それでも、レティアは朝になると必ず来た。


「……気晴らしに、里を少し回ろうか?」


小さな提案だったが、サガにとっては唯一の“外”に触れる時間だった。



森の道。

ミストラの薄膜が漂い、鳥の羽が虹色に反射する。

遠くで子供のエルフが木の枝を渡りながら遊ぶ声がする。


サガはぼんやり眺めていた。


「あなた、表情が動かないのね」


レティアがふいに言う。


「……そう、らしい」


「らしい?」


「自分じゃ、よく分からない」


レティアは横目でサガを見る。


「でも、何も感じていないわけじゃないんでしょう?」


サガは返答に詰まった。


不安、喪失感、焦り――

それらが混ざって、ただ処理できずにいる。


「……分からない時は、分からないでいいと思うよ」


レティアの声は淡々としているのに、不思議と温かかった。



その瞬間。


横から乱暴な声が飛んだ。


「――おい、人間。
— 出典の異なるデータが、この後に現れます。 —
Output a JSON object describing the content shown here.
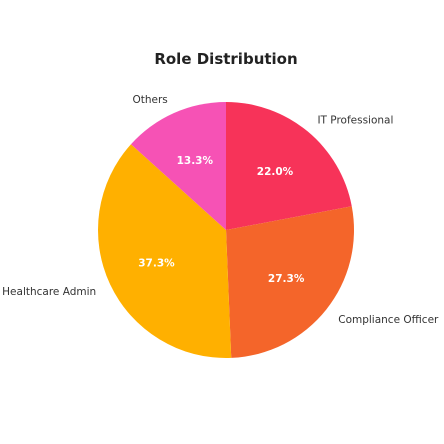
{
  "chart_data": {
    "type": "pie",
    "title": "Role Distribution",
    "slices": [
      {
        "label": "IT Professional",
        "value": 22.0,
        "pct_label": "22.0%",
        "color": "#f73359"
      },
      {
        "label": "Compliance Officer",
        "value": 27.3,
        "pct_label": "27.3%",
        "color": "#f4652a"
      },
      {
        "label": "Healthcare Admin",
        "value": 37.3,
        "pct_label": "37.3%",
        "color": "#ffb000"
      },
      {
        "label": "Others",
        "value": 13.3,
        "pct_label": "13.3%",
        "color": "#f652b5"
      }
    ],
    "start_angle_deg": 90,
    "direction": "clockwise"
  }
}
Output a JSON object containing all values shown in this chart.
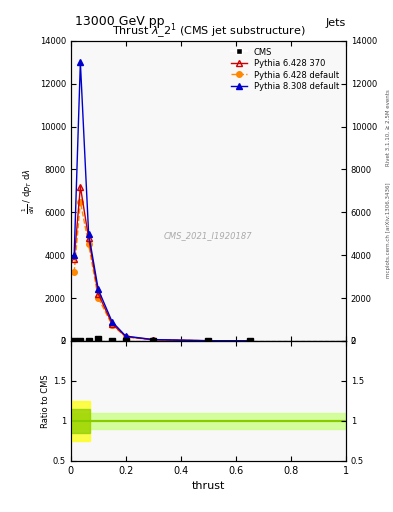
{
  "title": "13000 GeV pp",
  "top_right_label": "Jets",
  "plot_title": "Thrust $\\lambda\\_2^1$ (CMS jet substructure)",
  "watermark": "CMS_2021_I1920187",
  "right_label_top": "Rivet 3.1.10, ≥ 2.5M events",
  "right_label_bottom": "mcplots.cern.ch [arXiv:1306.3436]",
  "xlabel": "thrust",
  "ylabel": "$\\frac{1}{\\mathrm{d}N}$ / $\\mathrm{d}\\sigma$ $\\mathrm{d}p_T$ $\\mathrm{d}\\lambda$",
  "ylabel2": "Ratio to CMS",
  "cms_x": [
    0.0125,
    0.035,
    0.065,
    0.1,
    0.15,
    0.2,
    0.3,
    0.5,
    0.65
  ],
  "cms_y": [
    0,
    0,
    0,
    100,
    0,
    0,
    0,
    0,
    0
  ],
  "cms_color": "black",
  "py6_370_x": [
    0.0125,
    0.035,
    0.065,
    0.1,
    0.15,
    0.2,
    0.3,
    0.5,
    0.65
  ],
  "py6_370_y": [
    3800,
    7200,
    4800,
    2200,
    800,
    200,
    50,
    5,
    2
  ],
  "py6_370_color": "#cc0000",
  "py6_def_x": [
    0.0125,
    0.035,
    0.065,
    0.1,
    0.15,
    0.2,
    0.3,
    0.5,
    0.65
  ],
  "py6_def_y": [
    3200,
    6500,
    4500,
    2000,
    750,
    180,
    45,
    4,
    1.5
  ],
  "py6_def_color": "#ff8800",
  "py8_def_x": [
    0.0125,
    0.035,
    0.065,
    0.1,
    0.15,
    0.2,
    0.3,
    0.5,
    0.65
  ],
  "py8_def_y": [
    4000,
    13000,
    5000,
    2400,
    900,
    220,
    60,
    6,
    2.5
  ],
  "py8_def_color": "#0000cc",
  "ylim_main": [
    0,
    14000
  ],
  "xlim": [
    0,
    1.0
  ],
  "ratio_ylim": [
    0.5,
    2.0
  ],
  "ratio_yticks": [
    0.5,
    1.0,
    1.5,
    2.0
  ],
  "bg_color": "#f8f8f8",
  "grid_color": "#dddddd",
  "ratio_band_color": "#ccff88",
  "ratio_line_color": "#88cc00"
}
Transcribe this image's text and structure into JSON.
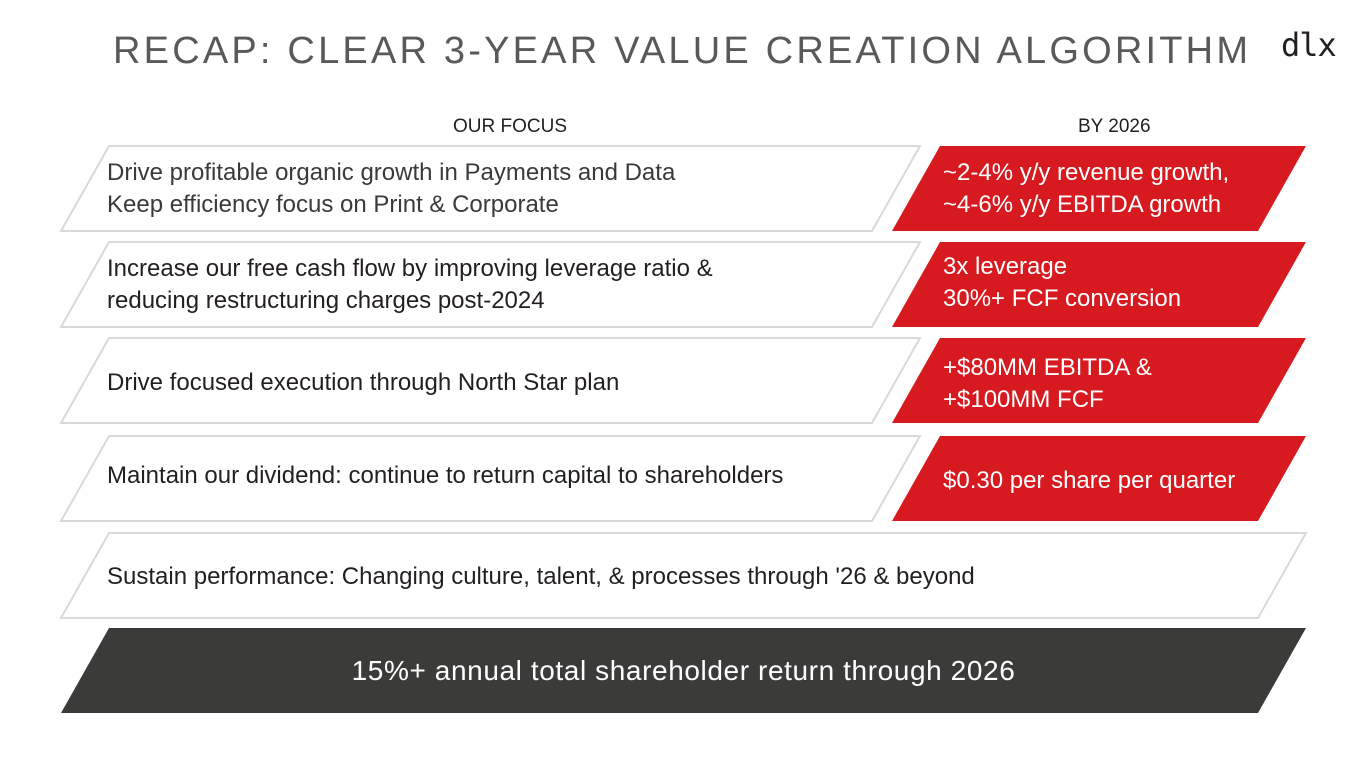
{
  "header": {
    "title": "RECAP: CLEAR 3-YEAR VALUE CREATION ALGORITHM",
    "logo": "dlx"
  },
  "columns": {
    "focus": "OUR FOCUS",
    "by": "BY 2026"
  },
  "rows": [
    {
      "focus": [
        "Drive profitable organic growth in Payments and Data",
        "Keep efficiency focus on Print & Corporate"
      ],
      "target": [
        "~2-4% y/y revenue growth,",
        "~4-6% y/y EBITDA growth"
      ]
    },
    {
      "focus": [
        "Increase our free cash flow by improving leverage ratio &",
        "reducing restructuring charges post-2024"
      ],
      "target": [
        "3x leverage",
        "30%+ FCF conversion"
      ]
    },
    {
      "focus": [
        "Drive focused execution through North Star plan"
      ],
      "target": [
        "+$80MM EBITDA &",
        "+$100MM FCF"
      ]
    },
    {
      "focus": [
        "Maintain our dividend: continue to return capital to shareholders"
      ],
      "target": [
        "$0.30 per share per quarter"
      ]
    }
  ],
  "sustain": "Sustain performance: Changing culture, talent, & processes through '26 & beyond",
  "bottom": "15%+ annual total shareholder return through 2026",
  "colors": {
    "accent_red": "#d71920",
    "dark_banner": "#3b3c3a",
    "outline": "#d9d9d9",
    "title_gray": "#58595b"
  }
}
昨日の続きだ」


昨日とは違う第一戦線部隊の若い戦士たちが近づいてくる。

レティアは眉をひそめた。


「また……?」


「ちょっと試したいだけだ。禁域帰りの“異常者”が、どれほどか」


「やめて。彼は――」


「大丈夫、レティア」


サガは前に出た。

むしろ、少し体を動かしたい気分だった。


エルフの戦士が木刀を構える。


「かかってこい、人間」


サガは深呼吸し、日本式の“中段の構え”を取った。

エルフ達がざわつく。


「何だ、その奇妙な姿勢は」


「型……だよ」


その瞬間、戦士が踏み込む。


◆ 木刀が空を裂き、サガの腕に叩きつけられ――音だけが響いた。


サガは一歩後退したが、皮膚にはほとんど傷がない。


(……まただ)


身体のどこかで、細い糸のようなものが一瞬だけ動いた気がした。



「なんだ、こいつ……全然効いてない……?」


戦士たちの視線が尖る。


「もう一撃だ!」


次の瞬間、別の戦士が横から飛ぶ。

レティアが止める暇もなかった。


サガの背筋を、何かが走った。


(やめろ――)


◆ “伸びた”。


指先から、透明で細い“糸状の何か”が一瞬だけ射出される。

戦士の手首に絡まり――


バチン、と硬化する。


「――ッ!? 腕が……動かないッ!」


戦士の体が空中で固定される。


その隙にサガは本能で踏み込み、

一撃だけ腹に叩き込んだ。


重い音と共に戦士が吹き飛び、砂地に転がる。


訓練場が凍りつく。


レティアも、他のエルフも、誰も声を出さない。


風さえ止まったようだった。


「……サガ……今のは……?」


サガは自分の手を見つめた。

指先から流れ落ちる微細な光の糸――すぐに霧のように溶けた。


「……分からない…」


それは“敵意”ではなく――

ただの“拒絶反応”だったのに。


しかし周囲がそう見てくれるはずもない。


訓練場には、恐怖と驚きと、

そして確信が満ちていた。


――この人間は、ただの外来者ではない。


レティアの喉がわずかに震えた。


(サガ……あなたはいったい、何者……?)


その問いは、森全体にも広がっていくのだった。